A recent case was settled at the Central London County Court where a purchaser successfully sued their seller for failing to disclose that a property was affected by Japanese knotweed.
Japanese knotweed is a plant that is non-native to the U.K. It was initially introduced as an ornamental plant, but it is now classified as an invasive species. The plant is known to cause damage to buildings and structures by infiltrating foundations, pavements, tarmac and flood defences. As the plant grows it exploits weak areas in structures which leads to wall cracks and damage to buildings. The costs associated with both repairing the damage caused by the plant and removing the plant from properties are excessive. As such, it is vital that prospective purchasers are informed about the presence of the plant before completing any property transaction.
Since 2013 all sellers must disclose whether their property is affected by Japanese Knotweed in the Law Society’s standard Property Information Form (TA6). The presence of Japanese Knotweed in a property can severely reduce the value of the property and can also cause issues for purchasers buying with the assistance of mortgage funds.
Furthermore, it is the seller’s responsibility to check their garden for Japanese Knotweed and this must be disclosed to any purchaser.
In this case a purchaser bought a three-bedroom house in London for £700,000 from the seller .In the sale negotiations the seller stated that the property was not affected by Japanese Knotweed. After the sale completed the purchaser discovered on cleaning the garden that Japanese knotweed was growing next to the garden shed. The purchaser subsequently sued the seller for misrepresentation.

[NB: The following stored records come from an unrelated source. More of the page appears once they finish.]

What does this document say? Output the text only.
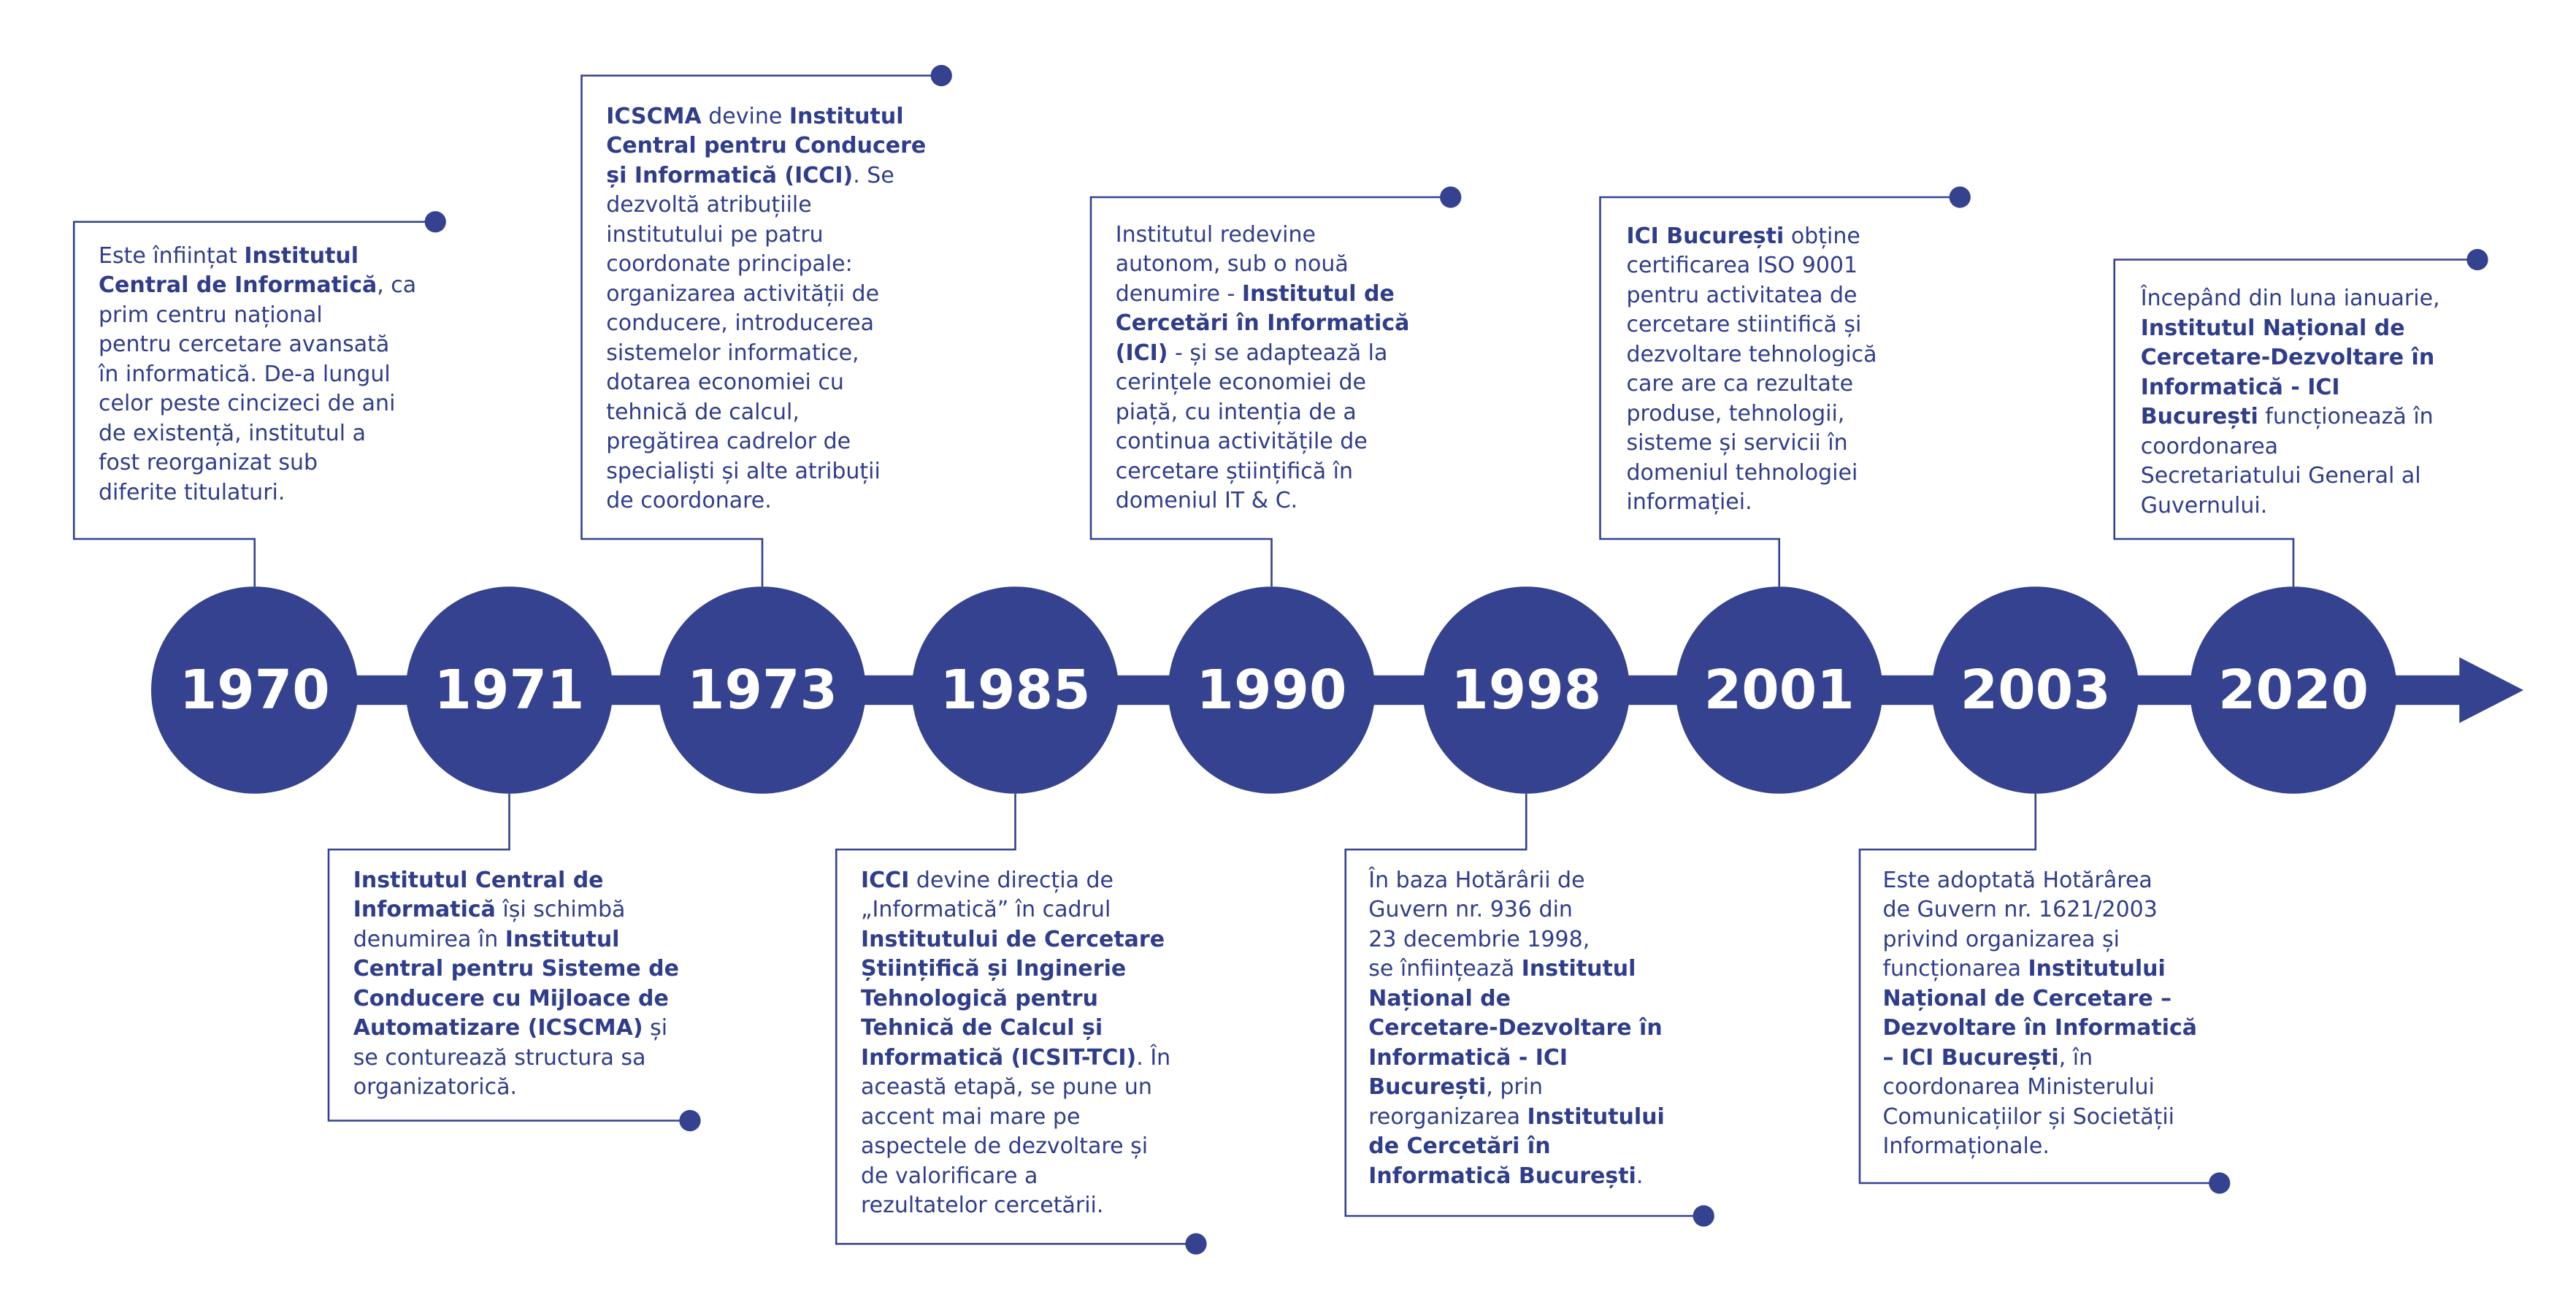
1970 1971 1973 1985 1990 1998 2001 2003 2020
Este înființat Institutul
Central de Informatică, ca
prim centru național
pentru cercetare avansată
în informatică. De-a lungul
celor peste cincizeci de ani
de existență, institutul a
fost reorganizat sub
diferite titulaturi.
Institutul Central de
Informatică își schimbă
denumirea în Institutul
Central pentru Sisteme de
Conducere cu Mijloace de
Automatizare (ICSCMA) și
se conturează structura sa
organizatorică.
ICSCMA devine Institutul
Central pentru Conducere
și Informatică (ICCI). Se
dezvoltă atribuțiile
institutului pe patru
coordonate principale:
organizarea activității de
conducere, introducerea
sistemelor informatice,
dotarea economiei cu
tehnică de calcul,
pregătirea cadrelor de
specialiști și alte atribuții
de coordonare.
ICCI devine direcția de
„Informatică” în cadrul
Institutului de Cercetare
Științifică și Inginerie
Tehnologică pentru
Tehnică de Calcul și
Informatică (ICSIT-TCI). În
această etapă, se pune un
accent mai mare pe
aspectele de dezvoltare și
de valorificare a
rezultatelor cercetării.
Institutul redevine
autonom, sub o nouă
denumire - Institutul de
Cercetări în Informatică
(ICI) - și se adaptează la
cerințele economiei de
piață, cu intenția de a
continua activitățile de
cercetare științifică în
domeniul IT & C.
În baza Hotărârii de
Guvern nr. 936 din
23 decembrie 1998,
se înființează Institutul
Național de
Cercetare-Dezvoltare în
Informatică - ICI
București, prin
reorganizarea Institutului
de Cercetări în
Informatică București.
ICI București obține
certificarea ISO 9001
pentru activitatea de
cercetare stiintifică și
dezvoltare tehnologică
care are ca rezultate
produse, tehnologii,
sisteme și servicii în
domeniul tehnologiei
informației.
Este adoptată Hotărârea
de Guvern nr. 1621/2003
privind organizarea și
funcționarea Institutului
Național de Cercetare –
Dezvoltare în Informatică
– ICI București, în
coordonarea Ministerului
Comunicațiilor și Societății
Informaționale.
Începând din luna ianuarie,
Institutul Național de
Cercetare-Dezvoltare în
Informatică - ICI
București funcționează în
coordonarea
Secretariatului General al
Guvernului.
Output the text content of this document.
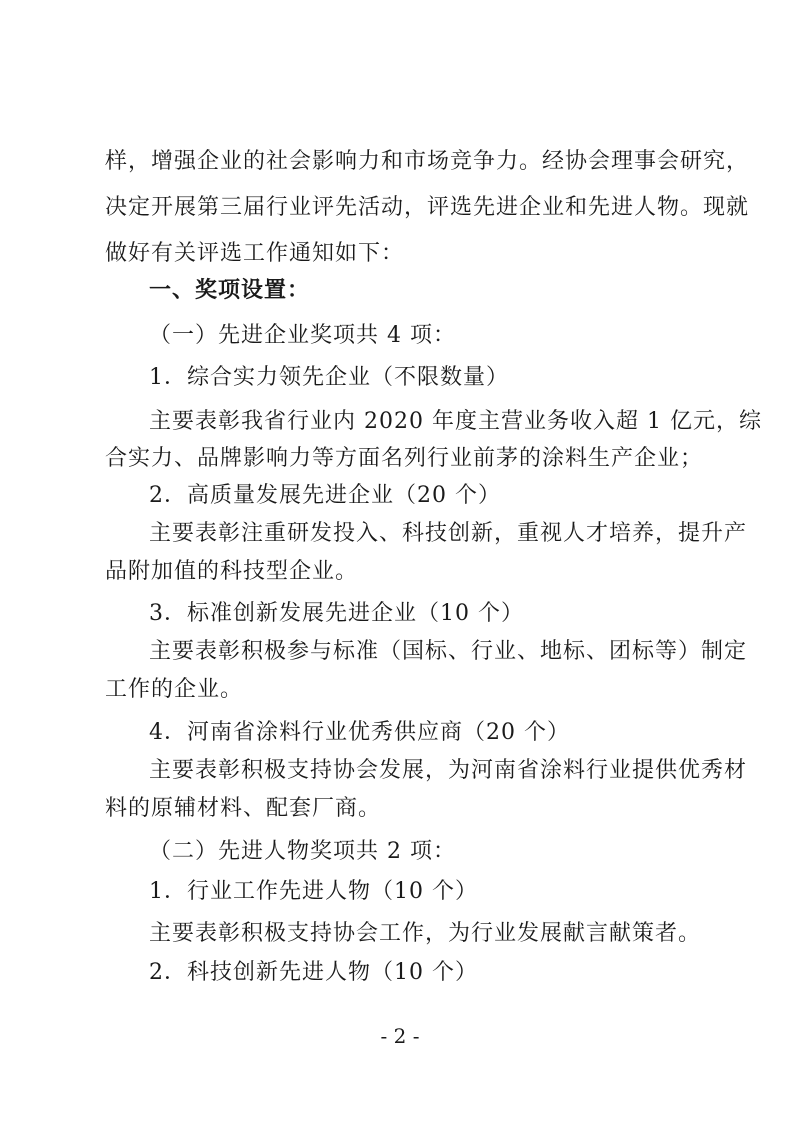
样，增强企业的社会影响力和市场竞争力。经协会理事会研究，
决定开展第三届行业评先活动，评选先进企业和先进人物。现就
做好有关评选工作通知如下：
一、奖项设置：
（一）先进企业奖项共 4 项：
1．综合实力领先企业（不限数量）
主要表彰我省行业内 2020 年度主营业务收入超 1 亿元，综
合实力、品牌影响力等方面名列行业前茅的涂料生产企业；
2．高质量发展先进企业（20 个）
主要表彰注重研发投入、科技创新，重视人才培养，提升产
品附加值的科技型企业。
3．标准创新发展先进企业（10 个）
主要表彰积极参与标准（国标、行业、地标、团标等）制定
工作的企业。
4．河南省涂料行业优秀供应商（20 个）
主要表彰积极支持协会发展，为河南省涂料行业提供优秀材
料的原辅材料、配套厂商。
（二）先进人物奖项共 2 项：
1．行业工作先进人物（10 个）
主要表彰积极支持协会工作，为行业发展献言献策者。
2．科技创新先进人物（10 个）
- 2 -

In the case, the seller argued that he ‘reasonably believed’ the garden was not affected by Japanese Knotweed. The seller argued because the invasive plant was ‘hidden’ behind another large bush he was unable to see the Japanese knotweed in the garden.
This was dismissed by the judge as evidence was heard that suggested the knotweed was previously treated with a weed killer. While the seller claimed that he ‘did not know’ what was behind the garden shed the judge did not accept this argument. It was repeated in the case that it is a seller’s responsibility to accurately disclose all items in the Property Information Form and to make the necessary investigations. Simply ‘not knowing’ was not a sufficient defence. In the deliberations the judge found for the purchaser and awarded the purchaser £32,000 in damages and his own legal costs.